The only reputation you'll make doing any of these things is as a twit. Hackers have long memories -- it could take you years to live your early blunders down enough to be accepted.

The problem with screen names or handles deserves some amplification. Concealing your identity behind a handle is a juvenile and silly behavior characteristic of crackers, warez d00dz, and other lower life forms. Hackers don't do this; they're proud of what they do and want it associated with their real names. So if you have a handle, drop it. In the hacker culture it will only mark you as a loser.

Heh.

python rocks

I have been trying to help some of the guys at work be more comfortable in Python, by using a more natural idiom rather than writing Java-in-Python. I think I helped. I'm very concerned to do it in a way that's respectful of their existing expertise and hard work. I think it's quite possible to help people change without making them defensive, if you put a bit of work into doing it the right way.

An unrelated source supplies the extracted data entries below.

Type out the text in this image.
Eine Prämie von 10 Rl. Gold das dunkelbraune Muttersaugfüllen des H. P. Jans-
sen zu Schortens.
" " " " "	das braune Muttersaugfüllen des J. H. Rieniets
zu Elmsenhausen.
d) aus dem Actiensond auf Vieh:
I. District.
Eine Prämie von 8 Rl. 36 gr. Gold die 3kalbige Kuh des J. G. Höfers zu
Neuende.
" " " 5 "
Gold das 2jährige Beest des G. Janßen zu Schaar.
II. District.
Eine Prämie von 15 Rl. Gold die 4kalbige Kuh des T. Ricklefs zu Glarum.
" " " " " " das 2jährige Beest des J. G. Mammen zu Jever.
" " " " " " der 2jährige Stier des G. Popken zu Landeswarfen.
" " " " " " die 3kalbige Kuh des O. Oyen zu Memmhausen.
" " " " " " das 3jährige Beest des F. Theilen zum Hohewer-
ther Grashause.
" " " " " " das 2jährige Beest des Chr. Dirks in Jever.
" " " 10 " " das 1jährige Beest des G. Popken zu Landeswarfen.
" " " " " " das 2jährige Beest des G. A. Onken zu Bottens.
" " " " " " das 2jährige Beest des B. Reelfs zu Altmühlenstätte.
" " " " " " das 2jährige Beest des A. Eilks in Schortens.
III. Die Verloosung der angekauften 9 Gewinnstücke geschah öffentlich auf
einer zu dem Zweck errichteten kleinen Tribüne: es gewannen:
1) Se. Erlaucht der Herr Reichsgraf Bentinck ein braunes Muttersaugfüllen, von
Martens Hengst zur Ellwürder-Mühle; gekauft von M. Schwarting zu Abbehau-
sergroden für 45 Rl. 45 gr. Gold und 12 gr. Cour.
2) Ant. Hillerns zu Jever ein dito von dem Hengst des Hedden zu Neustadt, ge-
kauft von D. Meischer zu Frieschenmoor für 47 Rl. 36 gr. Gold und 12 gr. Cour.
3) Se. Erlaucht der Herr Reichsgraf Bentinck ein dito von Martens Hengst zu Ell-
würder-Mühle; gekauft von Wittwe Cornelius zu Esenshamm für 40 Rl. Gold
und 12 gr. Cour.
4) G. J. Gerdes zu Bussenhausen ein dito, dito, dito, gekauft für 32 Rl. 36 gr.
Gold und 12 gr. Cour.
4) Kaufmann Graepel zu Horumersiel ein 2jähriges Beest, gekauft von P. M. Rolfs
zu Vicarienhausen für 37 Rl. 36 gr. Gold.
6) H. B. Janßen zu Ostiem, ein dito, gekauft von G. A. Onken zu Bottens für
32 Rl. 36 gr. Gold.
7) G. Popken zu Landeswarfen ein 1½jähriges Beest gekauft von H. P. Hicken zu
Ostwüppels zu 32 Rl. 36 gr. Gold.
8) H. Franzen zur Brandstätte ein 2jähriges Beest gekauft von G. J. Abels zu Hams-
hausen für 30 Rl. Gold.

Re ISS/Apache kerfuffle: it occurred to me while reading one of the articles that it's quite possible to be a karma whore for the mass media: just say something vapid but quotable that goes along with the journalist's prejudice, and you get some nice PR.

Subversion is looking very cool indeed: nice design and implementation. I think they also did a good job of being ambitious enough to be a big improvement over CVS, but modest enough to finish in a reasonable time and be understandable. I'm looking forward to their getting into beta. setuid, you should like it: it fixes the file and directory renaming limitations that bugged you so much about CVS.

I don't know... I think this banner ad is a little ambiguous. I think I can see the hint of a smile on her. :)

Oh, I went to COPIA last weekend. Nice.